Look at that again. One of those words doesn't belong.

Got it yet? It's Khomeni's "but." "The West condemns...but it permits." Your conjunction of choice should be "and." There is (or should be) no conflict, in the west, between condemning something and yet permitting it. That's what freedom of speech is all about. I can despise the KKK while defending their right to publish their newsletter; I can mock the antiabortion bozos who wave their fetus-posters without wanting to ban them from the sidewalk. Condemning and permitting go hand in hand here (except when radicals and fundamentalists get involved—don't get me started). But if you fail to grok that lack of conflict, if you live in a country where condemnation naturally leads to censorship, the logical conclusion to draw is, "If the west permits something, then they approve of it." Once you've reached that point, it makes sense that the west would look pretty infuriatingly evil—look at all of the things we endorse! And so the reaction becomes a little more comprehensible (if not forgivable).

(Of course, Khomeni is just turning our arguments back on us—by raising the prospect of making some speech illegal and actionable in this country, we have opened ourselves up to accusations of endorsement. "If you really think X is bad," someone might say, "why isn't it illegal, like you say hate speech (or porn, or what-have-you) should be?" But that's another issue.)
In a new turn, a prominent Iranian newspaper, Hamshahri, invited artists to enter a Holocaust cartoon competition, saying it wanted to see if freedom of expression—the banner under which many Western publications reprinted the prophet drawings—also applied to Holocaust images. [link]
Of course it does, or I hope it does, and I hope the west's reaction proves me right. Have they never seen South Park? Probably not, actually—which is part of the problem. If they really understood how little respect anyone is afforded in the west, perhaps it would be easier for them to accept that we have the right to mock their prophet, too.
A radical Muslim group in Belgium put on its Web site a cartoon of Adolf Hitler in bed with Anne Frank, a Jewish girl who wrote a wartime diary of hiding from Nazi persecution. [link]
To them I say: good job. You're hitting the wrong target—can't you publish an anti-Dane cartoon, like Stephen Colbert did?—and your motivation is suspect, but at least you're responding in the appropriate vein. You have every right, in my eyes. People may judge you or boycott you, but I sincerely hope they don't threaten to blow you up, or otherwise try to censor you. (And the cartoon is funnier than any of the Mohammed ones.)

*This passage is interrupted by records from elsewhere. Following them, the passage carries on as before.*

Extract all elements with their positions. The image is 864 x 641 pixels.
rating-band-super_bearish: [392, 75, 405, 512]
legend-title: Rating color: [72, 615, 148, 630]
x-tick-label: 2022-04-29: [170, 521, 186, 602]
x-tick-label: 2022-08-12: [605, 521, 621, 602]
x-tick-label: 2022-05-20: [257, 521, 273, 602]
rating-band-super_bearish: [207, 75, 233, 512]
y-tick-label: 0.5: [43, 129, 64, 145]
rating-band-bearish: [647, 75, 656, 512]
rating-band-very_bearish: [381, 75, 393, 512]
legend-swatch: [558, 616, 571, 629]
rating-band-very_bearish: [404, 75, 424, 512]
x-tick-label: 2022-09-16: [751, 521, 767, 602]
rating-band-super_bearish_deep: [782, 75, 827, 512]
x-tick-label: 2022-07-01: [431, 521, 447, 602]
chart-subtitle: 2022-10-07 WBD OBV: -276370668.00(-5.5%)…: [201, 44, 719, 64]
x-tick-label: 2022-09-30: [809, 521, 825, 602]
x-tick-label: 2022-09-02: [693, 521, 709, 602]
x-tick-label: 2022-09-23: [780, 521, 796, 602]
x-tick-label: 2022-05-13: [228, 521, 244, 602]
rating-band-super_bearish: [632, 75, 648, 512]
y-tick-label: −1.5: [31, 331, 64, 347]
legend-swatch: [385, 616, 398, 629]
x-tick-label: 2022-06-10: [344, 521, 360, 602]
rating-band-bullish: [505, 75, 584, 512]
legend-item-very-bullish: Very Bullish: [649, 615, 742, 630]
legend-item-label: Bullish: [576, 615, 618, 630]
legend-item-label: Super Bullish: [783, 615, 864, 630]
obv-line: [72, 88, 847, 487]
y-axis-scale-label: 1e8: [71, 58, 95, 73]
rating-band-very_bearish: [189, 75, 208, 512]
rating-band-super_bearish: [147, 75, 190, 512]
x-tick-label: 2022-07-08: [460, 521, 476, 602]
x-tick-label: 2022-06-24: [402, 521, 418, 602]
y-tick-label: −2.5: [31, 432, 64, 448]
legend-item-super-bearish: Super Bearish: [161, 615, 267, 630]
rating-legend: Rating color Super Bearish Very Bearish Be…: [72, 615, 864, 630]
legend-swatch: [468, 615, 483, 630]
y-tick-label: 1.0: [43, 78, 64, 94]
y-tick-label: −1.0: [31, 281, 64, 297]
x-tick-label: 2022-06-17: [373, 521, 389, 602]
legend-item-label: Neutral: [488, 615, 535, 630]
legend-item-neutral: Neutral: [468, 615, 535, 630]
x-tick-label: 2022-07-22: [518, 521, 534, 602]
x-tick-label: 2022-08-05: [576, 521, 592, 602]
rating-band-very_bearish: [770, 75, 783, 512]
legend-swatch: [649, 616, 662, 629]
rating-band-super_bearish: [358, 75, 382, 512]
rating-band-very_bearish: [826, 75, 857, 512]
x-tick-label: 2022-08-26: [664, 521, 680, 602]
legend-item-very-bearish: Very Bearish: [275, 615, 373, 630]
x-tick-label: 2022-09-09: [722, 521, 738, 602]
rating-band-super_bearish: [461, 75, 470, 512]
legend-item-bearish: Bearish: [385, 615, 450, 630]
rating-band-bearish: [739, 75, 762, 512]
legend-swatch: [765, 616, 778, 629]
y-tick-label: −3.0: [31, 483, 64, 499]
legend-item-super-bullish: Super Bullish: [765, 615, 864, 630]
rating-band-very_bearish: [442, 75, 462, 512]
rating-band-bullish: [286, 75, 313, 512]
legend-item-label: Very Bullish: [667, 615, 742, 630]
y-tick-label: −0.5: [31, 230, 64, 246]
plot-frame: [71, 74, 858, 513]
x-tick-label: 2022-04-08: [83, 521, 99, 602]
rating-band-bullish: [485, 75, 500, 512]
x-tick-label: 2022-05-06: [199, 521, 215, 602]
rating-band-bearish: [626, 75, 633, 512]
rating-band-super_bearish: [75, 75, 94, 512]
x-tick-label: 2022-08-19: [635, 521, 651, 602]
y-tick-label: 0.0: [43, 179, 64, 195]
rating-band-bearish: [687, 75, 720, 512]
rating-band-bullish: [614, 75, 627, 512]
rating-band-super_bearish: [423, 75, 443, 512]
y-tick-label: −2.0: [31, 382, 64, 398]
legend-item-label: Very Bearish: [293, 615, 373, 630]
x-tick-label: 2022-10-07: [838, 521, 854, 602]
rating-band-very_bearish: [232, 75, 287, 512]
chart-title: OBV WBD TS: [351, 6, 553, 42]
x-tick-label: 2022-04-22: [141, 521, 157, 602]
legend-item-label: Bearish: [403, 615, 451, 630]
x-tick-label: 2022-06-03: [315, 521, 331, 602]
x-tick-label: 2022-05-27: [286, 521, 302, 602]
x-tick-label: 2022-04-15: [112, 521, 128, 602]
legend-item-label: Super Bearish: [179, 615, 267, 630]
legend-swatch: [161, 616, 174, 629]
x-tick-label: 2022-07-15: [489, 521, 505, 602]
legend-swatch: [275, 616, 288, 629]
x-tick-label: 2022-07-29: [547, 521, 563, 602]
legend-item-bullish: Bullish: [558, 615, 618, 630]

You're jumping in on the middle of my thought process, dear reader; this situation has had me pretty worked up all week. I don't think freedom of speech is an American thing, or a western thing—I think it's a fundamental human right, even when people get offended. Tomorrow morning, assuming I can drag myself onto campus, I'm attending a "Chaplain's Noontime Discussion" called The Mohammed Cartoons: Free Speech, Racism or Blasphemy? And, once again, that "or" doesn't belong—it can be all three, without conflict (though I think it's primarily a free speech issue). Perhaps I will learn something there to change my mind; I'll report back, regardless.